Reflexión de Manuel Ocampo en tres minutos

Sábanas limpias de por medio, Celina Ocampo le saca a golpes el sueño pesado a los almohadones, entonces Manuel Ocampo aparece como un aviso en el espejo de la habitación; el reflejo de su esposa le sonríe: las perlas le coronan el pecho desafiando el límite de sus clavículas. Todavía es joven, es decir, no plenamente joven; los impulsos adolescentes se pudrieron por encierro y falta de uso. La imagen que Celina Ocampo proyecta en el espejo corresponde al interior pulcro y acomodado por el que se deshace todos los días.
Si Celina se angustia un poco por las guerras o la crueldad de los hombres que le ofrece el noticiero, tuerce los labios y consecutivamente inclina la cabeza con ojos cerrados y emite el sonido que se hace cuando no se sabe qué decir.
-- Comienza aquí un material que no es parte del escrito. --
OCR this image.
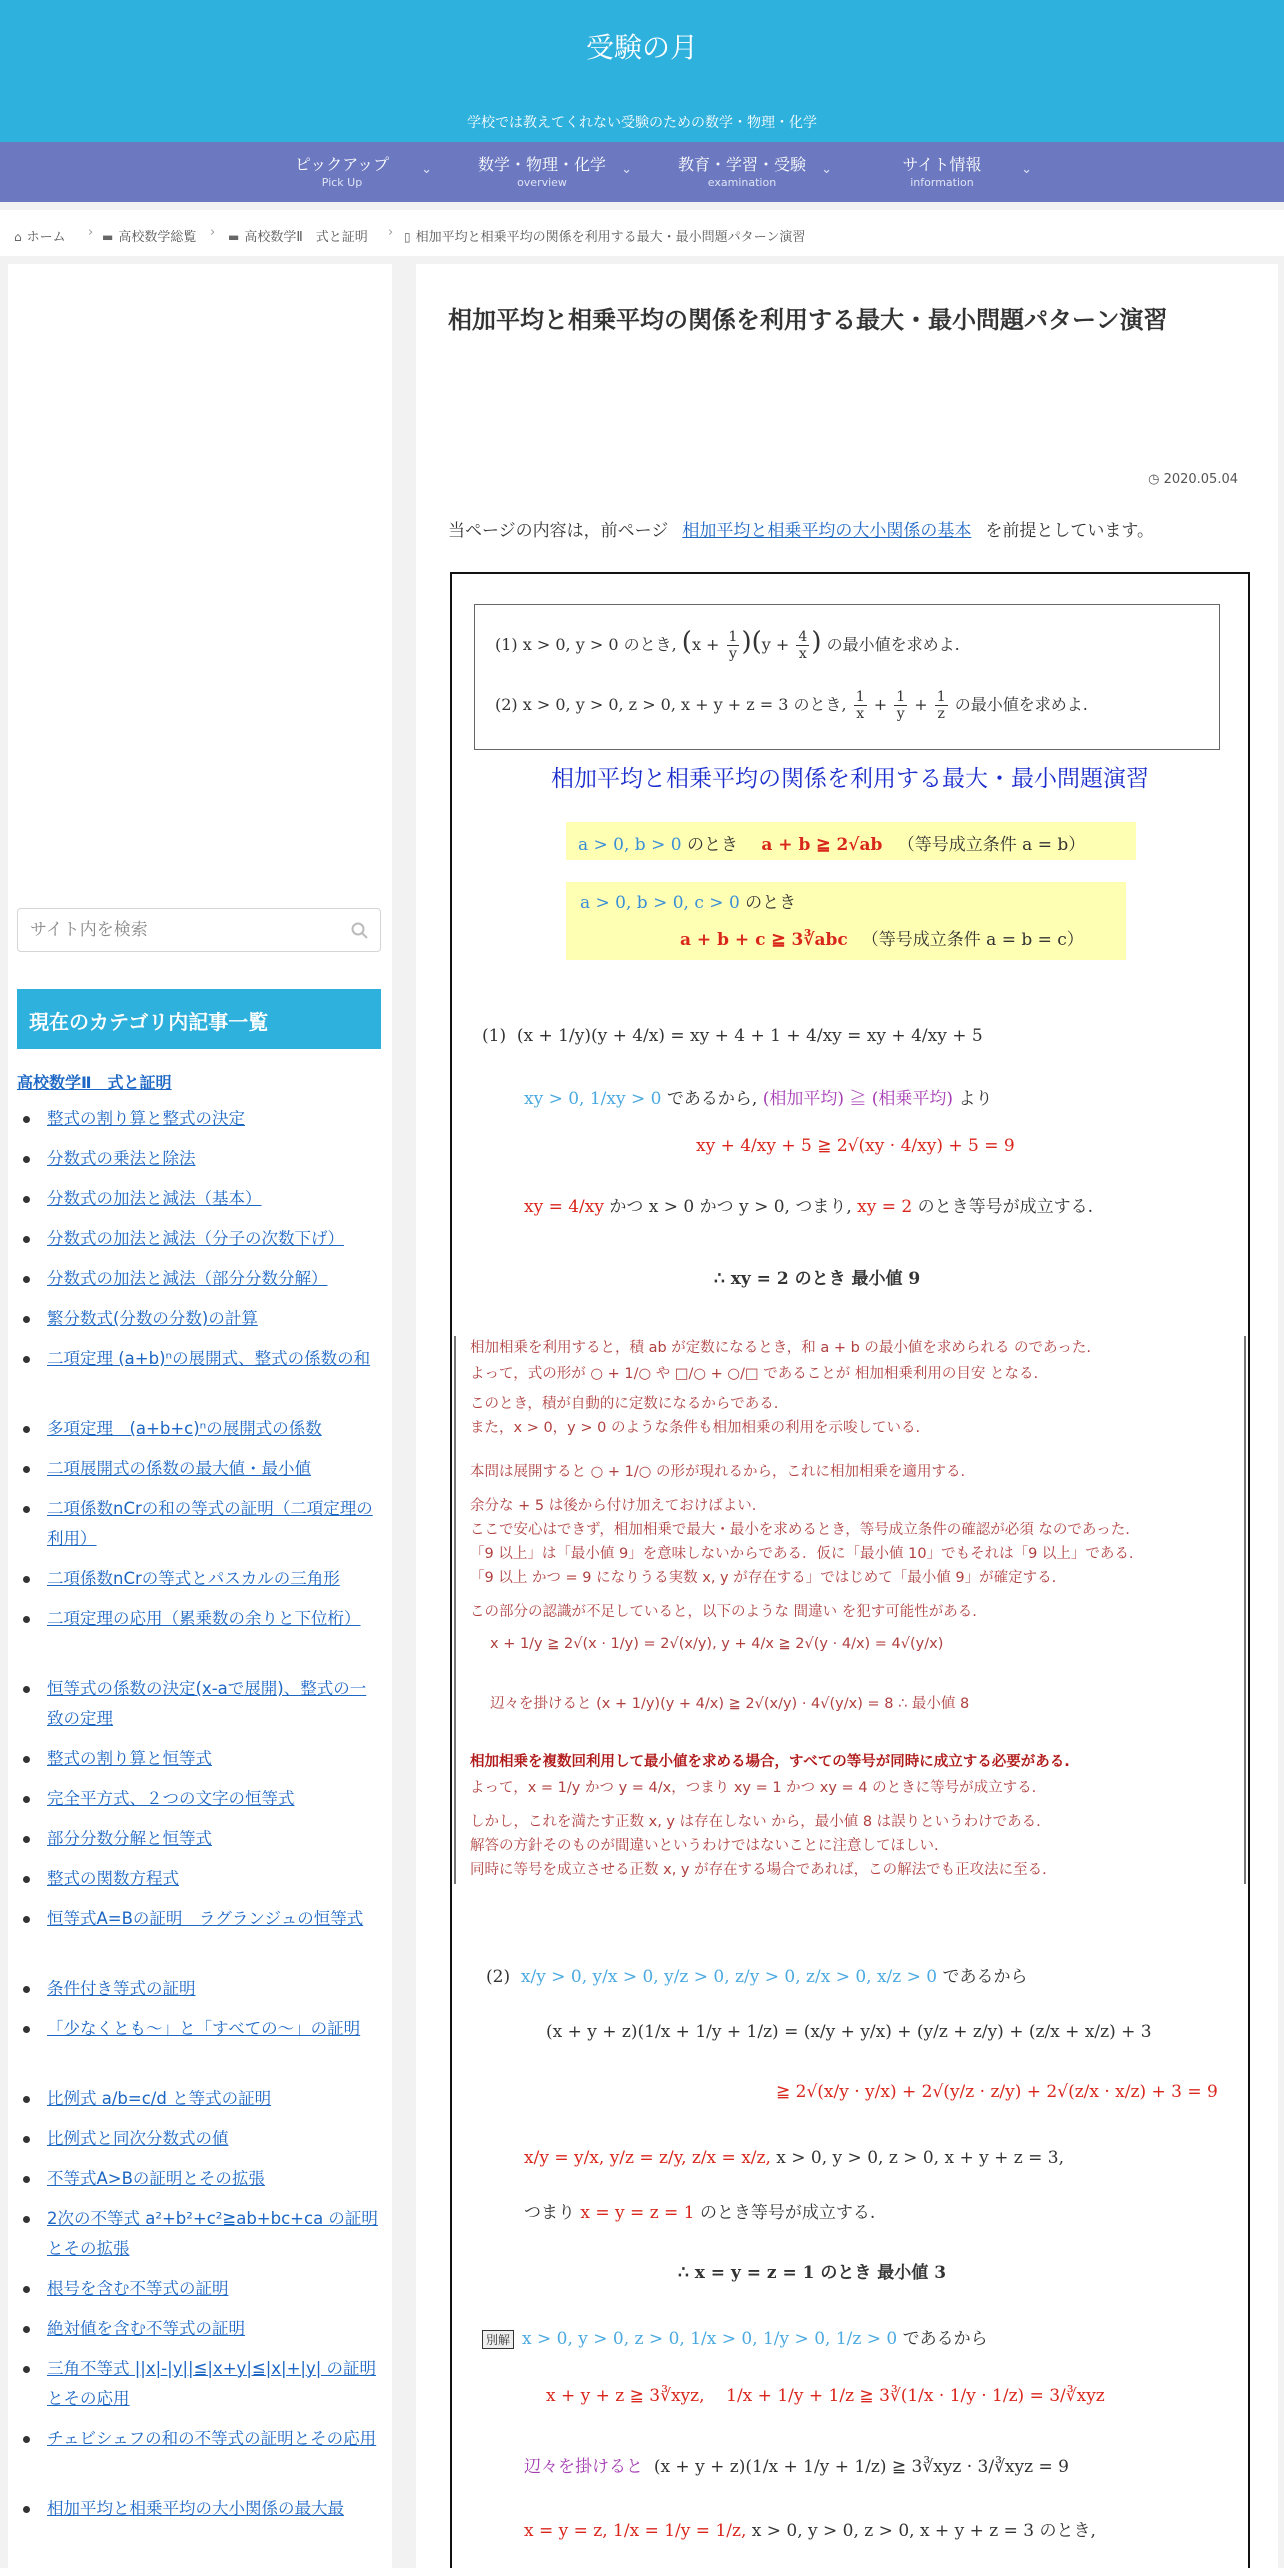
受験の月
学校では教えてくれない受験のための数学・物理・化学
ピックアップ
Pick Up
⌄	数学・物理・化学
overview
⌄	教育・学習・受験
examination
⌄	サイト情報
information
⌄
⌂ ホーム › ▬ 高校数学総覧 › ▬ 高校数学Ⅱ　式と証明 › ▯ 相加平均と相乗平均の関係を利用する最大・最小問題パターン演習
サイト内を検索
現在のカテゴリ内記事一覧
高校数学Ⅱ　式と証明
整式の割り算と整式の決定
分数式の乗法と除法
分数式の加法と減法（基本）
分数式の加法と減法（分子の次数下げ）
分数式の加法と減法（部分分数分解）
繁分数式(分数の分数)の計算
二項定理 (a+b)ⁿの展開式、整式の係数の和
多項定理　(a+b+c)ⁿの展開式の係数
二項展開式の係数の最大値・最小値
二項係数nCrの和の等式の証明（二項定理の利用）
二項係数nCrの等式とパスカルの三角形
二項定理の応用（累乗数の余りと下位桁）
恒等式の係数の決定(x-aで展開)、整式の一致の定理
整式の割り算と恒等式
完全平方式、２つの文字の恒等式
部分分数分解と恒等式
整式の関数方程式
恒等式A=Bの証明　ラグランジュの恒等式
条件付き等式の証明
「少なくとも～」と「すべての～」の証明
比例式 a/b=c/d と等式の証明
比例式と同次分数式の値
不等式A>Bの証明とその拡張
2次の不等式 a²+b²+c²≧ab+bc+ca の証明とその拡張
根号を含む不等式の証明
絶対値を含む不等式の証明
三角不等式 ||x|-|y||≦|x+y|≦|x|+|y| の証明とその応用
チェビシェフの和の不等式の証明とその応用
相加平均と相乗平均の大小関係の最大最
相加平均と相乗平均の関係を利用する最大・最小問題パターン演習
◷ 2020.05.04
当ページの内容は，前ページ 相加平均と相乗平均の大小関係の基本 を前提としています。
(1) x > 0, y > 0 のとき, $(x + \frac{1}{y} )(y + \frac{4}{x}$ ) の最小値を求めよ.
(2) x > 0, y > 0, z > 0, x + y + z = 3 のとき, $\frac{1}{x} + \frac{1}{y} + \frac{1}{z}$ の最小値を求めよ.
相加平均と相乗平均の関係を利用する最大・最小問題演習
a > 0, b > 0 のとき a + b ≧ 2√ab （等号成立条件 a = b）
a > 0, b > 0, c > 0 のとき
a + b + c ≧ 3∛abc （等号成立条件 a = b = c）
(1) (x + 1/y)(y + 4/x) = xy + 4 + 1 + 4/xy = xy + 4/xy + 5
xy > 0, 1/xy > 0 であるから, (相加平均) ≧ (相乗平均) より
xy + 4/xy + 5 ≧ 2√(xy · 4/xy) + 5 = 9
xy = 4/xy かつ x > 0 かつ y > 0, つまり, xy = 2 のとき等号が成立する.
∴ xy = 2 のとき 最小値 9
相加相乗を利用すると，積 ab が定数になるとき，和 a + b の最小値を求められる のであった.
よって，式の形が ○ + 1/○ や □/○ + ○/□ であることが 相加相乗利用の目安 となる.
このとき，積が自動的に定数になるからである.
また，x > 0，y > 0 のような条件も相加相乗の利用を示唆している.
本問は展開すると ○ + 1/○ の形が現れるから，これに相加相乗を適用する.
余分な + 5 は後から付け加えておけばよい.
ここで安心はできず，相加相乗で最大・最小を求めるとき，等号成立条件の確認が必須 なのであった.
「9 以上」は「最小値 9」を意味しないからである．仮に「最小値 10」でもそれは「9 以上」である.
「9 以上 かつ = 9 になりうる実数 x, y が存在する」ではじめて「最小値 9」が確定する.
この部分の認識が不足していると，以下のような 間違い を犯す可能性がある.
x + 1/y ≧ 2√(x · 1/y) = 2√(x/y), y + 4/x ≧ 2√(y · 4/x) = 4√(y/x)
辺々を掛けると (x + 1/y)(y + 4/x) ≧ 2√(x/y) · 4√(y/x) = 8 ∴ 最小値 8
相加相乗を複数回利用して最小値を求める場合，すべての等号が同時に成立する必要がある.
よって，x = 1/y かつ y = 4/x，つまり xy = 1 かつ xy = 4 のときに等号が成立する.
しかし，これを満たす正数 x, y は存在しない から，最小値 8 は誤りというわけである.
解答の方針そのものが間違いというわけではないことに注意してほしい.
同時に等号を成立させる正数 x, y が存在する場合であれば，この解法でも正攻法に至る.
(2) x/y > 0, y/x > 0, y/z > 0, z/y > 0, z/x > 0, x/z > 0 であるから
(x + y + z)(1/x + 1/y + 1/z) = (x/y + y/x) + (y/z + z/y) + (z/x + x/z) + 3
≧ 2√(x/y · y/x) + 2√(y/z · z/y) + 2√(z/x · x/z) + 3 = 9
x/y = y/x, y/z = z/y, z/x = x/z, x > 0, y > 0, z > 0, x + y + z = 3,
つまり x = y = z = 1 のとき等号が成立する.
∴ x = y = z = 1 のとき 最小値 3
別解 x > 0, y > 0, z > 0, 1/x > 0, 1/y > 0, 1/z > 0 であるから
x + y + z ≧ 3∛xyz, 1/x + 1/y + 1/z ≧ 3∛(1/x · 1/y · 1/z) = 3/∛xyz
辺々を掛けると (x + y + z)(1/x + 1/y + 1/z) ≧ 3∛xyz · 3/∛xyz = 9
x = y = z, 1/x = 1/y = 1/z, x > 0, y > 0, z > 0, x + y + z = 3 のとき,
Su manifestación es absurda en su mundo de teléfonos blancos y radioteatro a las siete, donde todos sus personajes creen adivinar los pasos maestros ya calculados.
No hay margen para el error, y es que el error es algo tan lejano que ni margen existe. La falla se vuelve utópica para Manuel Ocampo; de sus entrañas surge osada la propuesta y en un grito que se pronuncia susurro en el oído de su esposa: Querida, ¡hoy no almorzaremos a las doce y cuarto, tampoco lavarás los platos a la una! ¿Sabes por qué? ¡Cambiaremos de lugar las sillas del comedor y eso tomará un buen rato!